Consider an overdetermined system. Suppose that you have a network to be trained with four one-element input vectors and four targets. A perfect solution to wp + b = t for each of the inputs might not exist, for there are four constraining equations, and only one weight and one bias to adjust. However, the LMS rule still minimizes the error. You might try Linear Fit of Nonlinear Problem to see how this is done.

#### Underdetermined Systems

Consider a single linear neuron with one input. This time, in Underdetermined Problem, train it on only one one-element input vector and its one-element target vector:

```P = [1.0]; T = [0.5]; ```

Note that while there is only one constraint arising from the single input/target pair, there are two variables, the weight and the bias. Having more variables than constraints results in an underdetermined problem with an infinite number of solutions. You can try Underdetermined Problem to explore this topic.
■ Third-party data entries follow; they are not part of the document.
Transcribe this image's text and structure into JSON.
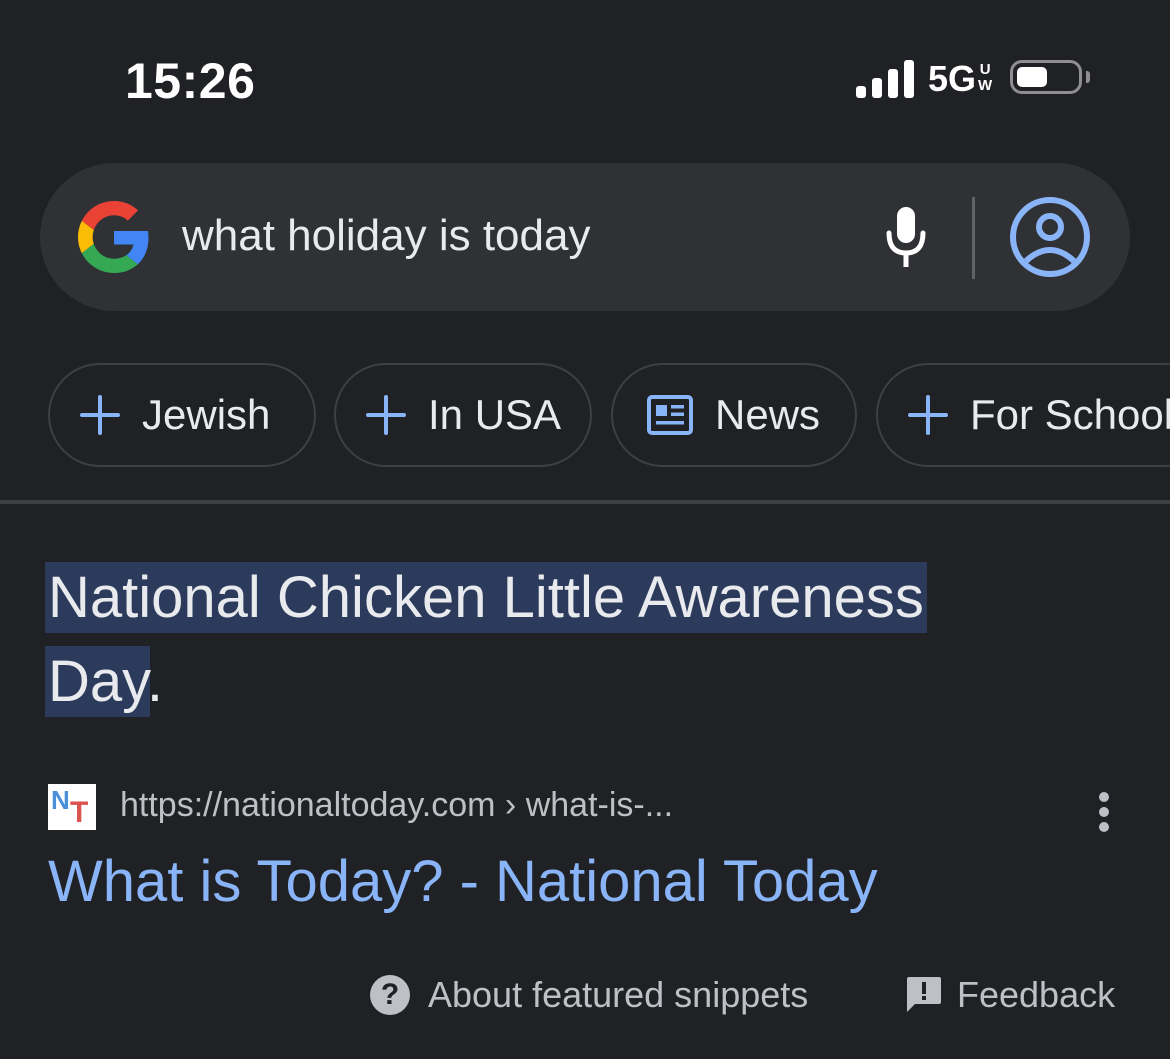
{
  "status_bar": {
    "time": "15:26",
    "network": "5G",
    "network_sup_top": "U",
    "network_sup_bottom": "W",
    "signal_icon": "cellular-signal-icon",
    "battery_icon": "battery-icon"
  },
  "search": {
    "query": "what holiday is today",
    "logo_icon": "google-g-icon",
    "mic_icon": "microphone-icon",
    "account_icon": "account-circle-icon"
  },
  "chips": [
    {
      "label": "Jewish",
      "icon": "plus-icon"
    },
    {
      "label": "In USA",
      "icon": "plus-icon"
    },
    {
      "label": "News",
      "icon": "newspaper-icon"
    },
    {
      "label": "For School",
      "icon": "plus-icon"
    }
  ],
  "featured_snippet": {
    "answer_part1": "National Chicken Little Awareness",
    "answer_part2": "Day",
    "answer_trailing": ".",
    "source_favicon_n": "N",
    "source_favicon_t": "T",
    "source_url": "https://nationaltoday.com › what-is-...",
    "result_title": "What is Today? - National Today",
    "more_icon": "more-vertical-icon"
  },
  "footer": {
    "about_label": "About featured snippets",
    "help_glyph": "?",
    "feedback_label": "Feedback"
  },
  "colors": {
    "background": "#202124",
    "search_bg": "#303134",
    "link": "#8ab4f8",
    "highlight": "#2c3b5c",
    "text": "#e8eaed",
    "secondary_text": "#bdc1c6"
  }
}
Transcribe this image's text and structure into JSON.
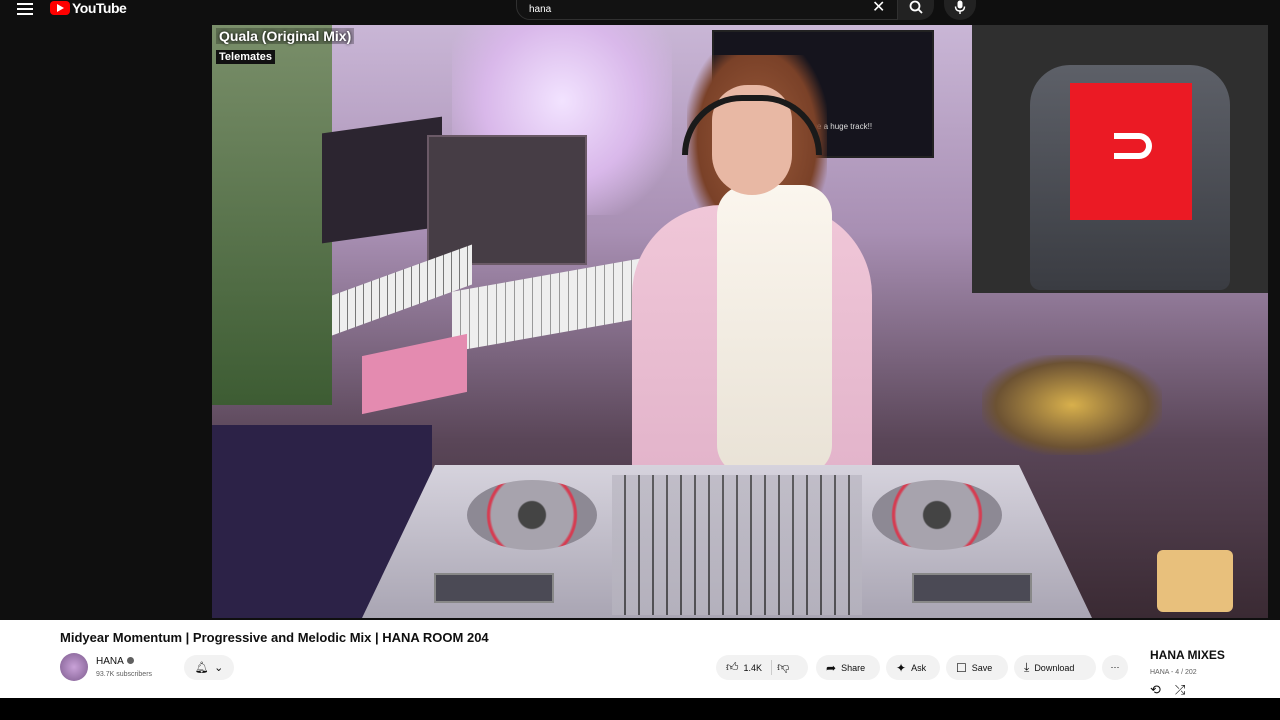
{
  "header": {
    "logo_text": "YouTube",
    "search_value": "hana",
    "clear_icon": "close-icon",
    "search_icon": "search-icon",
    "mic_icon": "mic-icon"
  },
  "player": {
    "song_title": "Quala (Original Mix)",
    "song_artist": "Telemates",
    "tv_text": "have a huge track!!"
  },
  "video": {
    "title": "Midyear Momentum | Progressive and Melodic Mix | HANA ROOM 204",
    "channel_name": "HANA",
    "subscribers": "93.7K subscribers",
    "like_count": "1.4K",
    "share_label": "Share",
    "ask_label": "Ask",
    "save_label": "Save",
    "download_label": "Download",
    "more_label": "⋯"
  },
  "playlist": {
    "title": "HANA MIXES",
    "subtitle": "HANA - 4 / 202"
  },
  "colors": {
    "brand": "#ff0000",
    "background": "#0f0f0f",
    "pill": "#f2f2f2"
  }
}
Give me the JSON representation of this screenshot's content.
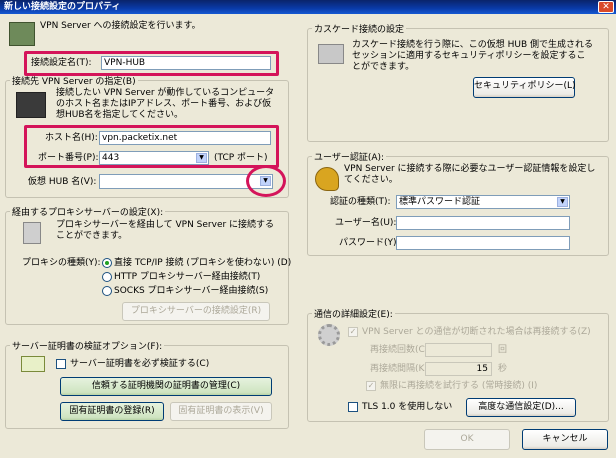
{
  "window": {
    "title": "新しい接続設定のプロパティ",
    "close_glyph": "✕"
  },
  "intro": {
    "text": "VPN Server への接続設定を行います。"
  },
  "connection_name": {
    "label": "接続設定名(T):",
    "value": "VPN-HUB"
  },
  "server_group": {
    "legend": "接続先 VPN Server の指定(B)",
    "description": "接続したい VPN Server が動作しているコンピュータのホスト名またはIPアドレス、ポート番号、および仮想HUB名を指定してください。",
    "host_label": "ホスト名(H):",
    "host_value": "vpn.packetix.net",
    "port_label": "ポート番号(P):",
    "port_value": "443",
    "port_note": "(TCP ポート)",
    "hub_label": "仮想 HUB 名(V):",
    "hub_value": ""
  },
  "proxy_group": {
    "legend": "経由するプロキシサーバーの設定(X):",
    "description": "プロキシサーバーを経由して VPN Server に接続することができます。",
    "type_label": "プロキシの種類(Y):",
    "options": [
      "直接 TCP/IP 接続 (プロキシを使わない) (D)",
      "HTTP プロキシサーバー経由接続(T)",
      "SOCKS プロキシサーバー経由接続(S)"
    ],
    "selected": 0,
    "config_button": "プロキシサーバーの接続設定(R)"
  },
  "cert_group": {
    "legend": "サーバー証明書の検証オプション(F):",
    "verify_label": "サーバー証明書を必ず検証する(C)",
    "verify_checked": false,
    "trusted_ca_button": "信頼する証明機関の証明書の管理(C)",
    "register_button": "固有証明書の登録(R)",
    "view_button": "固有証明書の表示(V)"
  },
  "cascade_group": {
    "legend": "カスケード接続の設定",
    "description": "カスケード接続を行う際に、この仮想 HUB 側で生成されるセッションに適用するセキュリティポリシーを設定することができます。",
    "policy_button": "セキュリティポリシー(L)"
  },
  "auth_group": {
    "legend": "ユーザー認証(A):",
    "description": "VPN Server に接続する際に必要なユーザー認証情報を設定してください。",
    "type_label": "認証の種類(T):",
    "type_value": "標準パスワード認証",
    "user_label": "ユーザー名(U):",
    "user_value": "",
    "password_label": "パスワード(Y):",
    "password_value": ""
  },
  "comm_group": {
    "legend": "通信の詳細設定(E):",
    "reconnect_label": "VPN Server との通信が切断された場合は再接続する(Z)",
    "reconnect_checked": true,
    "count_label": "再接続回数(C):",
    "count_value": "",
    "count_unit": "回",
    "interval_label": "再接続間隔(K):",
    "interval_value": "15",
    "interval_unit": "秒",
    "infinite_label": "無限に再接続を試行する (常時接続) (I)",
    "infinite_checked": true,
    "tls_label": "TLS 1.0 を使用しない",
    "tls_checked": false,
    "advanced_button": "高度な通信設定(D)..."
  },
  "footer": {
    "ok": "OK",
    "cancel": "キャンセル"
  },
  "check_glyph": "✓",
  "arrow_glyph": "▼"
}
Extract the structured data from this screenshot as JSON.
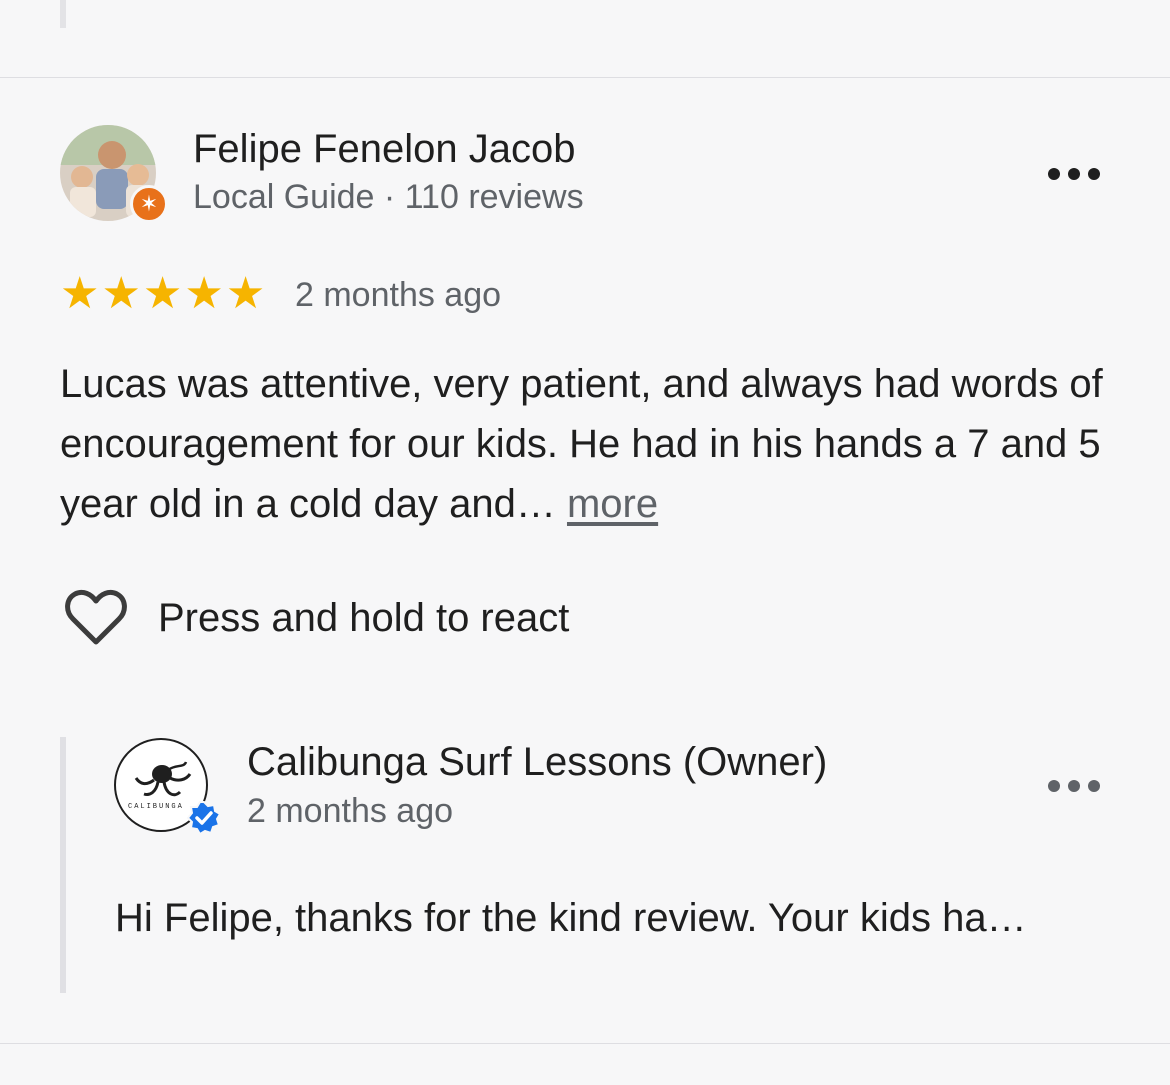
{
  "review": {
    "reviewer_name": "Felipe Fenelon Jacob",
    "reviewer_meta": "Local Guide · 110 reviews",
    "rating": 5,
    "stars": [
      "★",
      "★",
      "★",
      "★",
      "★"
    ],
    "date": "2 months ago",
    "body": "Lucas was attentive, very patient, and always had words of encouragement for our kids. He had in his hands a 7 and 5 year old in a cold day and…",
    "more_label": "more",
    "react_label": "Press and hold to react"
  },
  "owner_reply": {
    "name": "Calibunga Surf Lessons (Owner)",
    "date": "2 months ago",
    "text": "Hi Felipe, thanks for the kind review. Your kids ha…",
    "logo_text": "CALIBUNGA"
  },
  "colors": {
    "star": "#f6b400",
    "guide_badge": "#e8711a",
    "verified": "#1a73e8",
    "muted_text": "#5f6368"
  },
  "icons": {
    "guide_badge": "local-guide-star-icon",
    "more": "more-horizontal-icon",
    "react": "heart-outline-icon",
    "verified": "verified-check-icon"
  }
}
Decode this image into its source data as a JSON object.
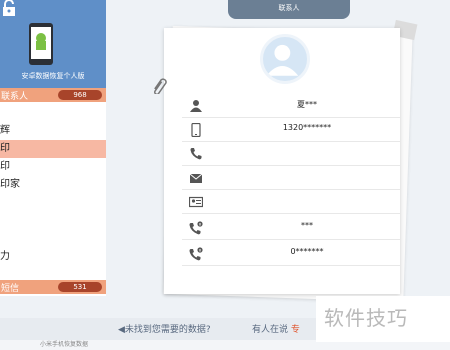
{
  "app": {
    "banner_title": "安卓数据恢复个人版",
    "title": "联系人"
  },
  "sidebar": {
    "contacts_label": "联系人",
    "contacts_count": "968",
    "sms_label": "短信",
    "sms_count": "531",
    "contacts": [
      "",
      "辉",
      "印",
      "印",
      "印家",
      "",
      "",
      "",
      "力"
    ],
    "selected_index": 2
  },
  "contact_detail": {
    "name": "夏***",
    "phone": "1320*******",
    "tel": "",
    "email": "",
    "address": "",
    "extra1": "***",
    "extra2": "0*******",
    "icons": [
      "person-icon",
      "mobile-icon",
      "phone-icon",
      "email-icon",
      "contact-card-icon",
      "phone-info-icon",
      "phone-info-icon"
    ]
  },
  "bottom": {
    "notfound_text": "未找到您需要的数据?",
    "help_text": "有人在说",
    "help_highlight": "专",
    "row_text": "小米手机恢复数据"
  },
  "watermark": "软件技巧",
  "colors": {
    "banner": "#5f8fc8",
    "section_header": "#f0a27d",
    "badge": "#a8442a",
    "selected_row": "#f7b8a3",
    "title_pill": "#6b7f94"
  }
}
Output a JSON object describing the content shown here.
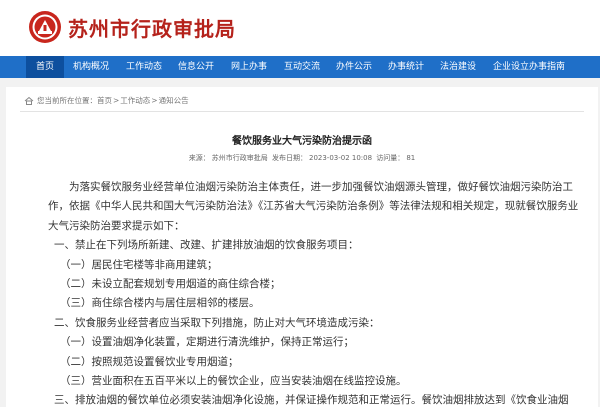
{
  "site": {
    "title": "苏州市行政审批局",
    "logo_icon": "government-emblem-icon",
    "brand_color": "#b5221b"
  },
  "nav": {
    "color": "#1f6fc8",
    "items": [
      {
        "label": "首页",
        "active": true
      },
      {
        "label": "机构概况"
      },
      {
        "label": "工作动态"
      },
      {
        "label": "信息公开"
      },
      {
        "label": "网上办事"
      },
      {
        "label": "互动交流"
      },
      {
        "label": "办件公示"
      },
      {
        "label": "办事统计"
      },
      {
        "label": "法治建设"
      },
      {
        "label": "企业设立办事指南"
      }
    ]
  },
  "breadcrumb": {
    "prefix": "您当前所在位置：",
    "items": [
      "首页",
      "工作动态",
      "通知公告"
    ],
    "separator": ">"
  },
  "article": {
    "title": "餐饮服务业大气污染防治提示函",
    "source_label": "来源：",
    "source": "苏州市行政审批局",
    "date_label": "发布日期：",
    "date": "2023-03-02 10:08",
    "views_label": "访问量：",
    "views": "81",
    "paragraphs": [
      "为落实餐饮服务业经营单位油烟污染防治主体责任，进一步加强餐饮油烟源头管理，做好餐饮油烟污染防治工",
      "作，依据《中华人民共和国大气污染防治法》《江苏省大气污染防治条例》等法律法规和相关规定，现就餐饮服务业",
      "大气污染防治要求提示如下：",
      "一、禁止在下列场所新建、改建、扩建排放油烟的饮食服务项目：",
      "（一）居民住宅楼等非商用建筑；",
      "（二）未设立配套规划专用烟道的商住综合楼；",
      "（三）商住综合楼内与居住层相邻的楼层。",
      "二、饮食服务业经营者应当采取下列措施，防止对大气环境造成污染：",
      "（一）设置油烟净化装置，定期进行清洗维护，保持正常运行；",
      "（二）按照规范设置餐饮业专用烟道；",
      "（三）营业面积在五百平米以上的餐饮企业，应当安装油烟在线监控设施。",
      "三、排放油烟的餐饮单位必须安装油烟净化设施，并保证操作规范和正常运行。餐饮油烟排放达到《饮食业油烟"
    ]
  }
}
#### Linearly Dependent Vectors

Normally it is a straightforward job to determine whether or not a linear network can solve a problem. Commonly, if a linear network has at least as many degrees of freedom (S *R + S = number of weights and biases) as constraints (Q = pairs of input/target vectors), then the network can solve the problem. This is true except when the input vectors are linearly dependent and they are applied to a network without biases. In this case, as shown with the example Linearly Dependent Problem, the network cannot solve the problem with zero error. You might want to try Linearly Dependent Problem.

#### Too Large a Learning Rate

You can always train a linear network with the Widrow-Hoff rule to find the minimum error solution for its weights and biases, as long as the learning rate is small enough. Example Too Large a Learning Rate shows what happens when a neuron with one input and a bias is trained with a learning rate larger than that recommended by `maxlinlr`. The network is trained with two different learning rates to show the results of using too large a learning rate.